A cookie is nothing more than a piece of data that a website leaves on your computer. It might contain a unique session ID that’s used, say, by a shopping website to ensure you see the contents of your shopping cart rather than someone else’s. A cookie can remain on your computer between browsing sessions. A unique user ID can for example, ensure that any customisation you made to your “browsing experience” is preserved for next time without you having to log in. So far so innocuous.

But consider “third-party” or “tracking cookies”. They’re placed on your computer by another website whose content is included in the web page you’re visiting — such as the advertising inserted into the page by an advertising network. Every time you visit a website in that network, the advertiser knows because they see the same cookie with your unique ID.
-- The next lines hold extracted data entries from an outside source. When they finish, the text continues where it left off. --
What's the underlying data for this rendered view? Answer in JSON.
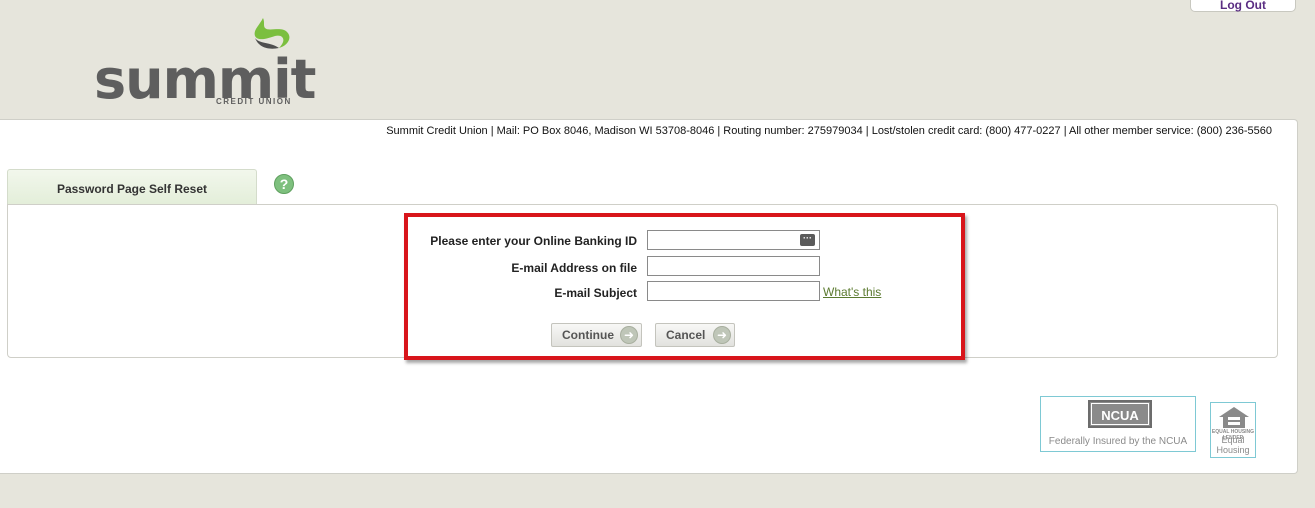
{
  "header": {
    "logout_label": "Log Out",
    "logo_text": "summit",
    "logo_subtext": "CREDIT UNION"
  },
  "info_bar": "Summit Credit Union | Mail: PO Box 8046, Madison WI 53708-8046 | Routing number: 275979034 | Lost/stolen credit card: (800) 477-0227 | All other member service: (800) 236-5560",
  "tab": {
    "label": "Password Page Self Reset",
    "help_icon": "?"
  },
  "form": {
    "banking_id": {
      "label": "Please enter your Online Banking ID",
      "value": ""
    },
    "email": {
      "label": "E-mail Address on file",
      "value": ""
    },
    "subject": {
      "label": "E-mail Subject",
      "value": ""
    },
    "whats_this": "What's this",
    "continue_label": "Continue",
    "cancel_label": "Cancel"
  },
  "badges": {
    "ncua_logo": "NCUA",
    "ncua_text": "Federally Insured by the NCUA",
    "eh_small": "EQUAL HOUSING LENDER",
    "eh_text_line1": "Equal",
    "eh_text_line2": "Housing"
  },
  "colors": {
    "brand_green": "#7ec07e",
    "highlight_red": "#d8151b",
    "link_green": "#5b7a2f"
  }
}
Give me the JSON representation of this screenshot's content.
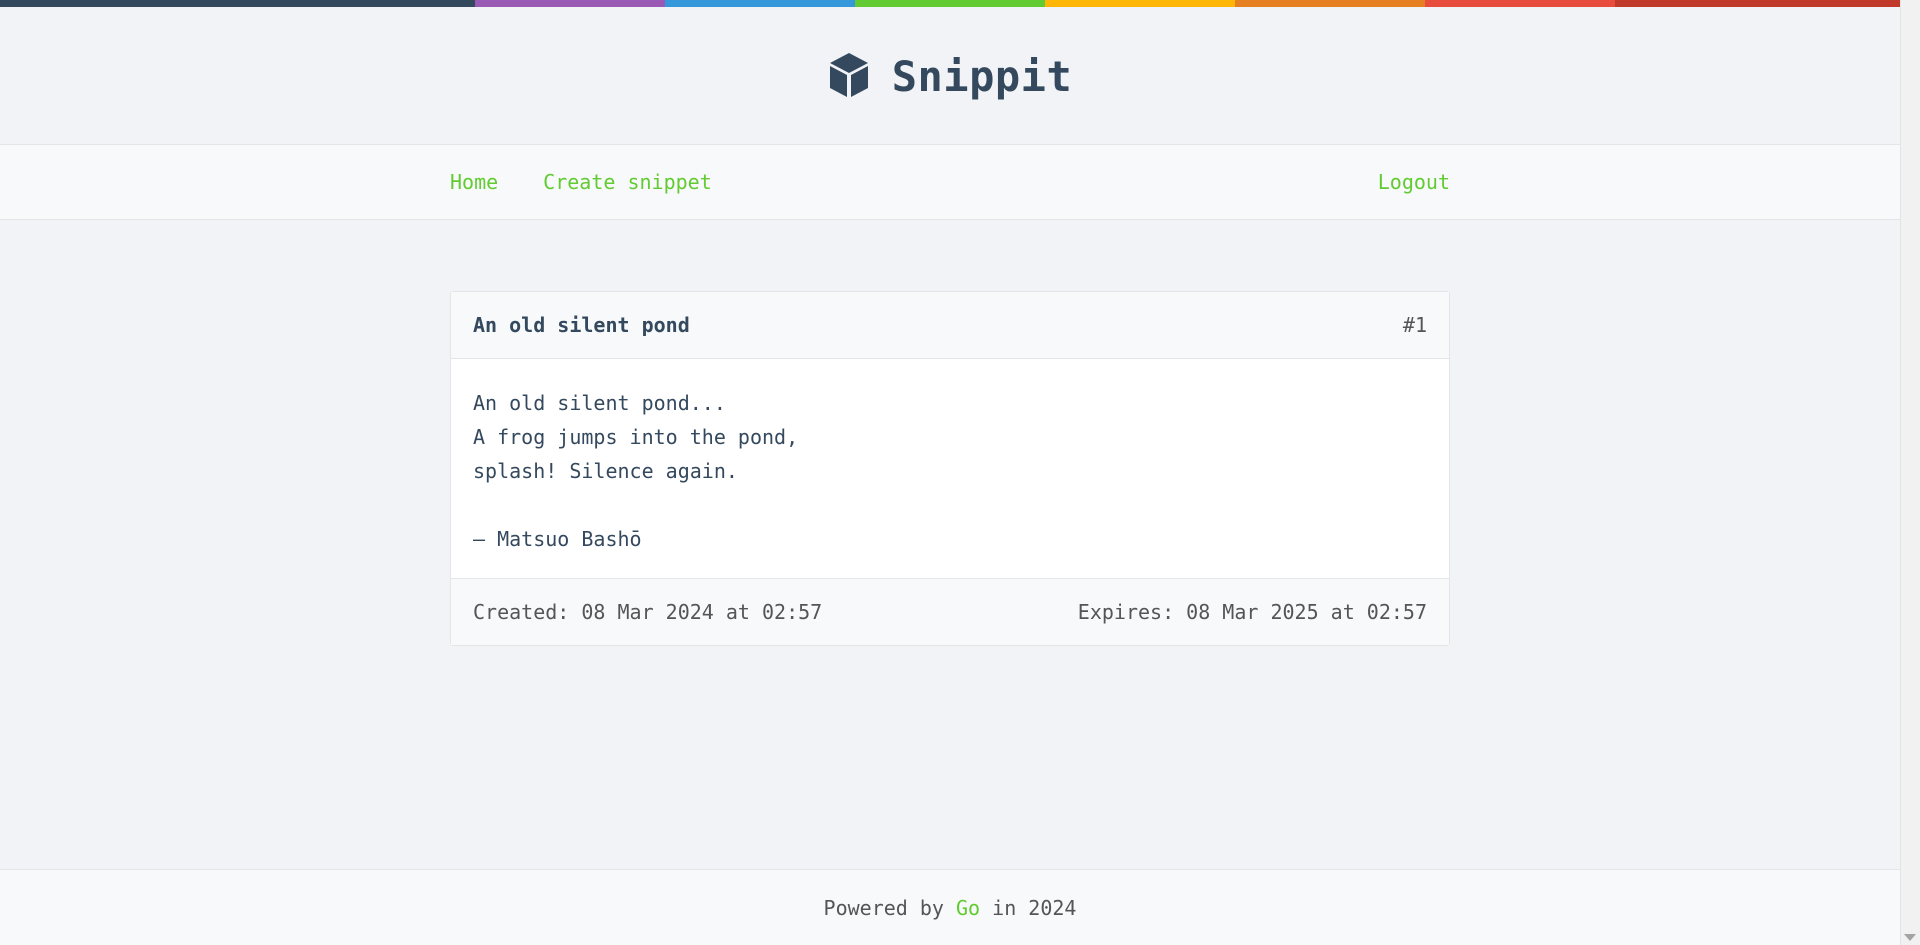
{
  "brand": {
    "title": "Snippit",
    "stripe_colors": [
      "#34495e",
      "#9b59b6",
      "#3498db",
      "#62cb31",
      "#ffb606",
      "#e67e22",
      "#e74c3c",
      "#c0392b"
    ]
  },
  "nav": {
    "home": "Home",
    "create": "Create snippet",
    "logout": "Logout",
    "link_color": "#62cb31"
  },
  "snippet": {
    "title": "An old silent pond",
    "id": "#1",
    "content": "An old silent pond...\nA frog jumps into the pond,\nsplash! Silence again.\n\n– Matsuo Bashō",
    "created": "Created: 08 Mar 2024 at 02:57",
    "expires": "Expires: 08 Mar 2025 at 02:57"
  },
  "footer": {
    "prefix": "Powered by",
    "link": "Go",
    "suffix": "in 2024"
  }
}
“Information gathered about a user’s online behaviour can be used to build detailed profiles to help target advertisements — a practice many believe is a threat to privacy,” writes Phillips. True. This is precisely what tracking cookies are for.
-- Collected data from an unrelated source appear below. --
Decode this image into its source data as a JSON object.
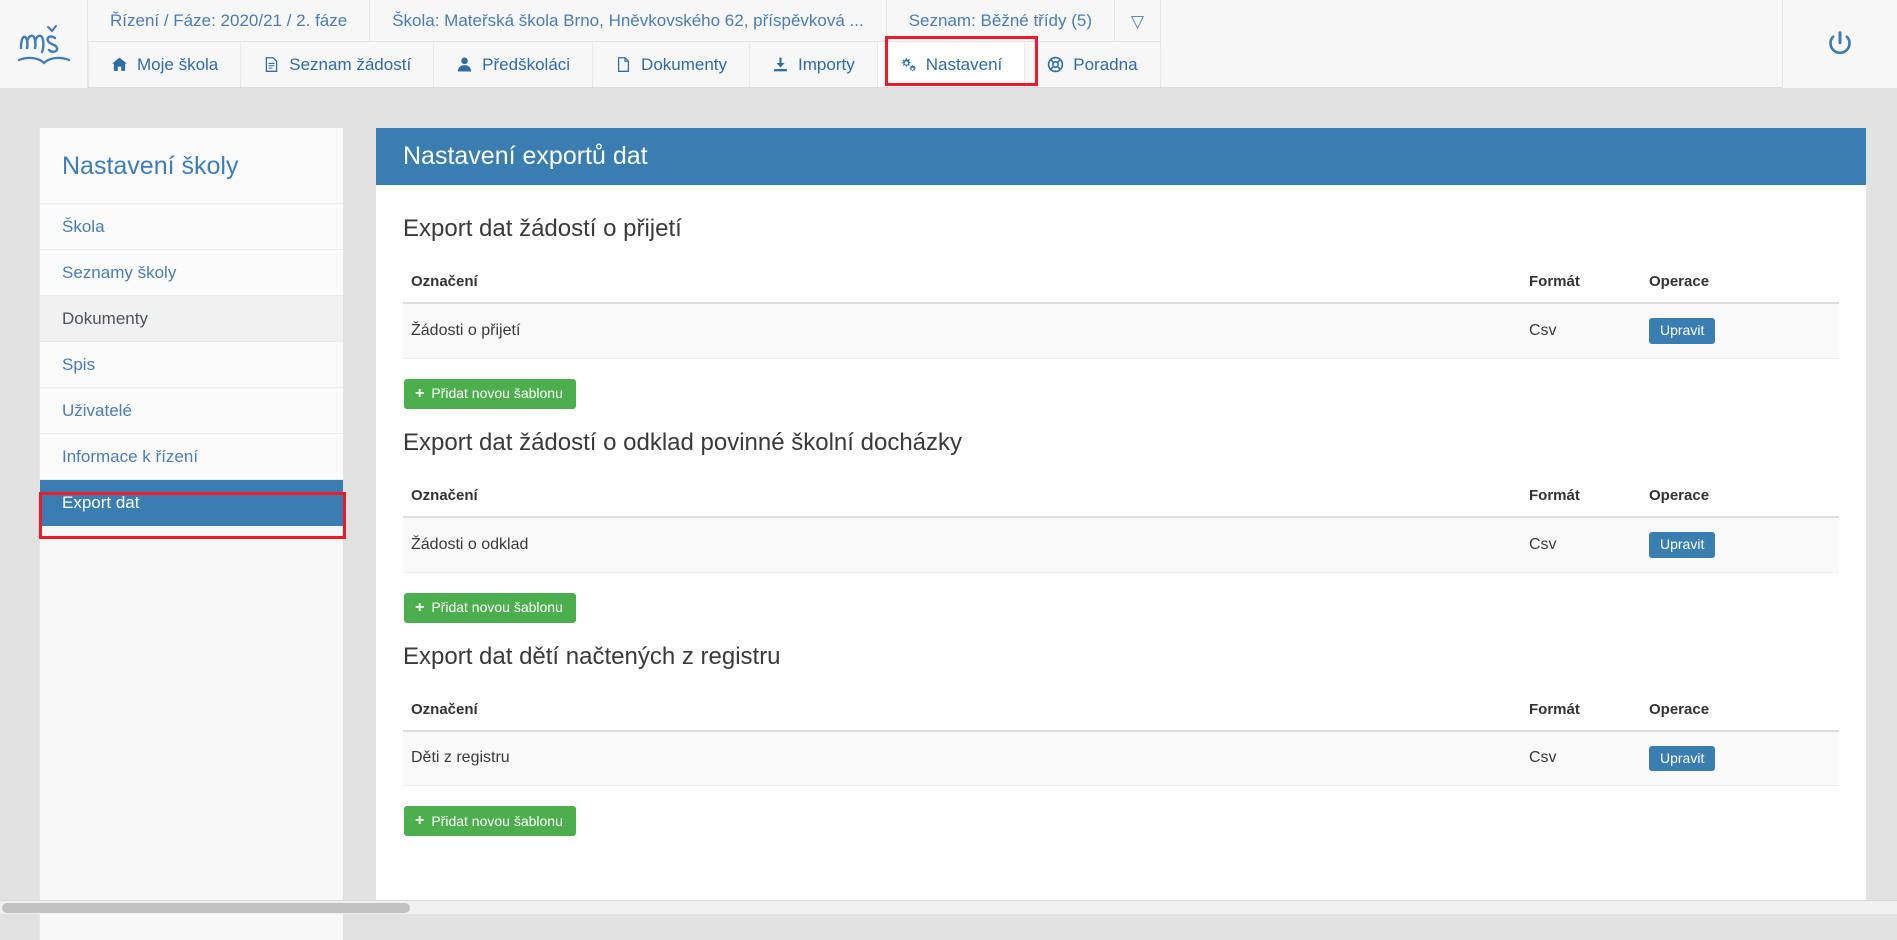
{
  "app": {
    "logo_alt": "mš",
    "logo_color": "#3f7cb8",
    "accent_blue": "#3a7db1",
    "accent_green": "#4cae4c",
    "highlight_red": "#f0192a"
  },
  "header": {
    "context_items": [
      {
        "label": "Řízení / Fáze: 2020/21 / 2. fáze",
        "name": "context-rizeni-faze"
      },
      {
        "label": "Škola: Mateřská škola Brno, Hněvkovského 62, příspěvková ...",
        "name": "context-skola"
      },
      {
        "label": "Seznam: Běžné třídy (5)",
        "name": "context-seznam"
      }
    ],
    "caret_glyph": "▽",
    "nav_items": [
      {
        "label": "Moje škola",
        "icon": "home-icon",
        "name": "nav-moje-skola",
        "active": false
      },
      {
        "label": "Seznam žádostí",
        "icon": "document-icon",
        "name": "nav-seznam-zadosti",
        "active": false
      },
      {
        "label": "Předškoláci",
        "icon": "user-icon",
        "name": "nav-predskolaci",
        "active": false
      },
      {
        "label": "Dokumenty",
        "icon": "file-icon",
        "name": "nav-dokumenty",
        "active": false
      },
      {
        "label": "Importy",
        "icon": "download-icon",
        "name": "nav-importy",
        "active": false
      },
      {
        "label": "Nastavení",
        "icon": "gears-icon",
        "name": "nav-nastaveni",
        "active": true
      },
      {
        "label": "Poradna",
        "icon": "lifebuoy-icon",
        "name": "nav-poradna",
        "active": false
      }
    ],
    "power_icon": "power-icon"
  },
  "sidebar": {
    "title": "Nastavení školy",
    "items": [
      {
        "label": "Škola",
        "name": "sidebar-item-skola",
        "style": "plain",
        "selected": false
      },
      {
        "label": "Seznamy školy",
        "name": "sidebar-item-seznamy",
        "style": "plain",
        "selected": false
      },
      {
        "label": "Dokumenty",
        "name": "sidebar-item-dokumenty",
        "style": "alt",
        "selected": false
      },
      {
        "label": "Spis",
        "name": "sidebar-item-spis",
        "style": "plain",
        "selected": false
      },
      {
        "label": "Uživatelé",
        "name": "sidebar-item-uzivatele",
        "style": "plain",
        "selected": false
      },
      {
        "label": "Informace k řízení",
        "name": "sidebar-item-informace",
        "style": "plain",
        "selected": false
      },
      {
        "label": "Export dat",
        "name": "sidebar-item-export-dat",
        "style": "plain",
        "selected": true
      }
    ]
  },
  "main": {
    "title": "Nastavení exportů dat",
    "columns": {
      "oznaceni": "Označení",
      "format": "Formát",
      "operace": "Operace"
    },
    "add_button_label": "Přidat novou šablonu",
    "edit_button_label": "Upravit",
    "sections": [
      {
        "title": "Export dat žádostí o přijetí",
        "name": "section-export-zadosti-prijeti",
        "rows": [
          {
            "oznaceni": "Žádosti o přijetí",
            "format": "Csv"
          }
        ]
      },
      {
        "title": "Export dat žádostí o odklad povinné školní docházky",
        "name": "section-export-zadosti-odklad",
        "rows": [
          {
            "oznaceni": "Žádosti o odklad",
            "format": "Csv"
          }
        ]
      },
      {
        "title": "Export dat dětí načtených z registru",
        "name": "section-export-deti-registr",
        "rows": [
          {
            "oznaceni": "Děti z registru",
            "format": "Csv"
          }
        ]
      }
    ]
  }
}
But none of this is news. And for Fairfax to criticise anyone for using tracking cookies is the height of hypocrisy. Fairfax’s own sites are riddled with the damn things — almost all of them from “foreign-owned companies”.

A single visit to the smh.com.au home page this morning placed no less than 21 cookies from seven third-part sites on my computer.

Among them was a cookie for Google subsidiary DoubleClick, one of the biggest online advertising networks and a foreign-owned company. There was one for IMR Worldwide, part of the foreign-owned Nielsen audience-measurement empire. For 2o7.net, a website analytics tool operated by Utah-based Omniture. They’re owned by Adobe, a foreign-owned company. Scorecard Research, another website analytics company. Guess what? Foreign-owned.

While Phillips tried to scare us with the news that Tony Abbott’s website installed “a tracking device, owned by Yahoo! and dated to expire in 2037”, Phillips’ own story at smh.com.au installed “tracking devices” from amgdgt.com (Google’s advertising manager, foreign-owned) set to expire in 2020 and serving-sys.com (another advertising network, Eyeblaster, foreign-owned) expiring in 2038.

The last third-party cookie was from atdmt.com. As Crikey’s deadline approached I ran out of time to look it up, but I wouldn’t put money on it having anything to do with an Australian-owned company.

The ad networks will tell you that their cookies don’t contain any personal information. Perhaps. But if you provide any personal details to any website in the network, it can be cross-matched. Log into your Google Gmail account and your personal data can be correlated with everything collected from networks using DoubleClick’s advertising. If you have a profile at RSVP, Fairfax can cross-match that with your news viewing.

Now the response from Tony Abbott’s office — that any inquiries about third-party cookies on his website should be directed to those third parties — is lame. His office should be taking responsibility for the privacy implications of the technology they use. And if politicians aren’t mentioning this tracking in their website privacy policies then they’re behaving very badly indeed.

However, the mere fact that someone uses tracking cookies isn’t news. Even Crikey uses them, for the DoubleClick ad network, and for analytics by IMR Worldwide and Effective Measure analytics.

Phillips’ story, with its scary-sounding foreign-owned spying devices, is nothing but a beat-up.